Columns and Functions¶

A Column is a symbolic reference to a value computed from the input rows. Columns are combined with operators and the functions in org.apache.spark.sql.functions to express transformations.

import org.apache.spark.sql.functions.*

Referencing columns¶

col("name")          // a column by name
column("name")       // alias for col
lit(42)              // a literal value as a column
expr("price * qty")  // a SQL expression as a column

Operators¶

Column overloads the usual operators. Comparison operators return boolean columns you can use in filter.

// Arithmetic
col("price") + col("tax")
col("price") - 1
col("price") * col("qty")
col("total") / col("count")
col("id") % 3

// Comparison
col("age") === 30      // equals
col("age") =!= 30      // not equals
col("age") > 21
col("age") <= 65
col("age") <=> 30      // null-safe equals

// Boolean logic
(col("age") > 21).and(col("country") === "KR")
(col("vip") === true).or(col("spend") > 1000)
!col("active")

Predicates¶

col("middle_name").isNull
col("email").isNotNull
col("status").isin("new", "active", "pending")
col("score").between(0, 100)
col("name").like("A%")
col("name").rlike("^A.*n$")
col("name").contains("li")
col("name").startsWith("Al")
col("name").endsWith("ce")

Conditionals¶

when starts a conditional chain; otherwise supplies the default:

when(col("score") >= 90, "A")
  .when(col("score") >= 80, "B")
  .otherwise("C")
  .as("grade")

Casting and aliasing¶

col("id").cast("string")
col("amount").cast(org.apache.spark.sql.types.DoubleType)
col("id").as("identifier")
col("id").alias("identifier")

Sorting expressions¶

col("salary").desc
col("name").asc

Complex types¶

col("tags").getItem(0)        // array element
col("address").getField("city")  // struct field

The functions library¶

org.apache.spark.sql.functions provides a large catalog. A representative selection by category:

Aggregate¶

count, countDistinct, sum, sumDistinct, avg / mean, min, max, first, last, collect_list, collect_set, stddev, variance, corr, covar_samp, skewness, kurtosis, approx_count_distinct, percentile_approx.

df.agg(
  count("*").as("rows"),
  sum("amount").as("total"),
  round(avg("amount"), 2).as("avg"),
  max("amount").as("max"))

String¶

concat, concat_ws, length, lower, upper, initcap, trim, ltrim, rtrim, lpad, rpad, substring, split, regexp_replace, regexp_extract, translate, reverse, format_string.

df.select(
  upper(col("name")).as("upper"),
  split(col("csv"), ",").as("parts"),
  regexp_replace(col("phone"), "[^0-9]", "").as("digits"))

Math¶

abs, sqrt, pow, exp, log, log10, round, bround, ceil, floor, signum, sin, cos, tan, greatest, least.

Date and time¶

current_date, current_timestamp, date_add, date_sub, datediff, months_between, date_format, year, month, dayofmonth, hour, to_date, to_timestamp, unix_timestamp, from_unixtime, window.

df.select(
  year(col("ts")).as("year"),
  date_format(col("ts"), "yyyy-MM-dd").as("day"),
  datediff(current_date(), col("ts")).as("age_days"))

Array and map¶

array, array_contains, array_distinct, array_sort, size, explode, posexplode, flatten, slice, map, map_keys, map_values.
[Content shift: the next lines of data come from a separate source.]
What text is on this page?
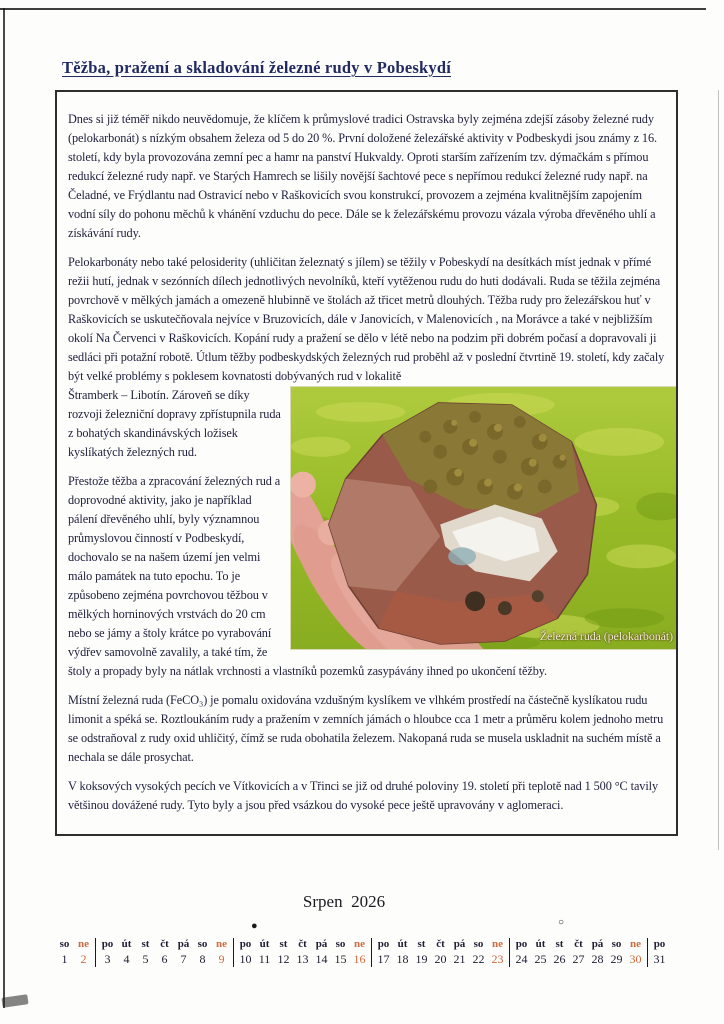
Těžba, pražení a skladování železné rudy v Pobeskydí

Dnes si již téměř nikdo neuvědomuje, že klíčem k průmyslové tradici Ostravska byly zejména zdejší zásoby železné rudy (pelokarbonát) s nízkým obsahem železa od 5 do 20 %. První doložené železářské aktivity v Podbeskydi jsou známy z 16. století, kdy byla provozována zemní pec a hamr na panství Hukvaldy. Oproti starším zařízením tzv. dýmačkám s přímou redukcí železné rudy např. ve Starých Hamrech se lišily novější šachtové pece s nepřímou redukcí železné rudy např. na Čeladné, ve Frýdlantu nad Ostravicí nebo v Raškovicích svou konstrukcí, provozem a zejména kvalitnějším zapojením vodní síly do pohonu měchů k vhánění vzduchu do pece. Dále se k železářskému provozu vázala výroba dřevěného uhlí a získávání rudy.

Pelokarbonáty nebo také pelosiderity (uhličitan železnatý s jílem) se těžily v Pobeskydí na desítkách míst jednak v přímé režii hutí, jednak v sezónních dílech jednotlivých nevolníků, kteří vytěženou rudu do huti dodávali. Ruda se těžila zejména povrchově v mělkých jamách a omezeně hlubinně ve štolách až třicet metrů dlouhých. Těžba rudy pro železářskou huť v Raškovicích se uskutečňovala nejvíce v Bruzovicích, dále v Janovicích, v Malenovicích , na Morávce a také v nejbližším okolí Na Červenci v Raškovicích. Kopání rudy a pražení se dělo v létě nebo na podzim při dobrém počasí a dopravovali ji sedláci při potažní robotě. Útlum těžby podbeskydských železných rud proběhl až v poslední čtvrtině 19. století, kdy začaly být velké problémy s poklesem kovnatosti dobývaných rud v lokalitě

Železná ruda (pelokarbonát)

Štramberk – Libotín. Zároveň se díky rozvoji železniční dopravy zpřístupnila ruda z bohatých skandinávských ložisek kyslíkatých železných rud.

Přestože těžba a zpracování železných rud a doprovodné aktivity, jako je například pálení dřevěného uhlí, byly významnou průmyslovou činností v Podbeskydí, dochovalo se na našem území jen velmi málo památek na tuto epochu. To je způsobeno zejména povrchovou těžbou v mělkých horninových vrstvách do 20 cm nebo se jámy a štoly krátce po vyrabování výdřev samovolně zavalily, a také tím, že štoly a propady byly na nátlak vrchnosti a vlastníků pozemků zasypávány ihned po ukončení těžby.

Místní železná ruda (FeCO₃) je pomalu oxidována vzdušným kyslíkem ve vlhkém prostředí na částečně kyslíkatou rudu limonit a spéká se. Roztloukáním rudy a pražením v zemních jámách o hloubce cca 1 metr a průměru kolem jednoho metru se odstraňoval z rudy oxid uhličitý, čímž se ruda obohatila železem. Nakopaná ruda se musela uskladnit na suchém místě a nechala se dále prosychat.

V koksových vysokých pecích ve Vítkovicích a v Třinci se již od druhé poloviny 19. století při teplotě nad 1 500 °C tavily většinou dovážené rudy. Tyto byly a jsou před vsázkou do vysoké pece ještě upravovány v aglomeraci.

Srpen  2026
●	○
so
1
ne
2
po
3
út
4
st
5
čt
6
pá
7
so
8
ne
9
po
10
út
11
st
12
čt
13
pá
14
so
15
ne
16
po
17
út
18
st
19
čt
20
pá
21
so
22
ne
23
po
24
út
25
st
26
čt
27
pá
28
so
29
ne
30
po
31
df.select(explode(split(col("line"), " ")).as("word"))

Conditional and null handling¶

when, coalesce, nvl, nullif, greatest, least, isnull, isnan.

Window¶

row_number, rank, dense_rank, percent_rank, cume_dist, ntile, lag, lead. These are used with a WindowSpec; see the window section of the DataFrames guide and the example below.

import org.apache.spark.sql.expressions.Window

val byDept = Window.partitionBy("dept").orderBy(col("salary").desc)

df.select(
  col("name"),
  rank().over(byDept).as("rank"),
  sum("salary").over(byDept).as("running_total"))

Window specifications¶

org.apache.spark.sql.expressions.Window builds a WindowSpec:

import org.apache.spark.sql.expressions.Window

// Partition and order.
Window.partitionBy("dept").orderBy(col("salary").desc)

// Row frame: from the start of the partition to the current row.
Window.partitionBy("dept").orderBy("salary")
  .rowsBetween(Window.unboundedPreceding, Window.currentRow)

// Range frame.
Window.partitionBy("dept").orderBy("salary")
  .rangeBetween(Window.unboundedPreceding, Window.unboundedFollowing)

The frame boundary constants are Window.unboundedPreceding, Window.unboundedFollowing, and Window.currentRow.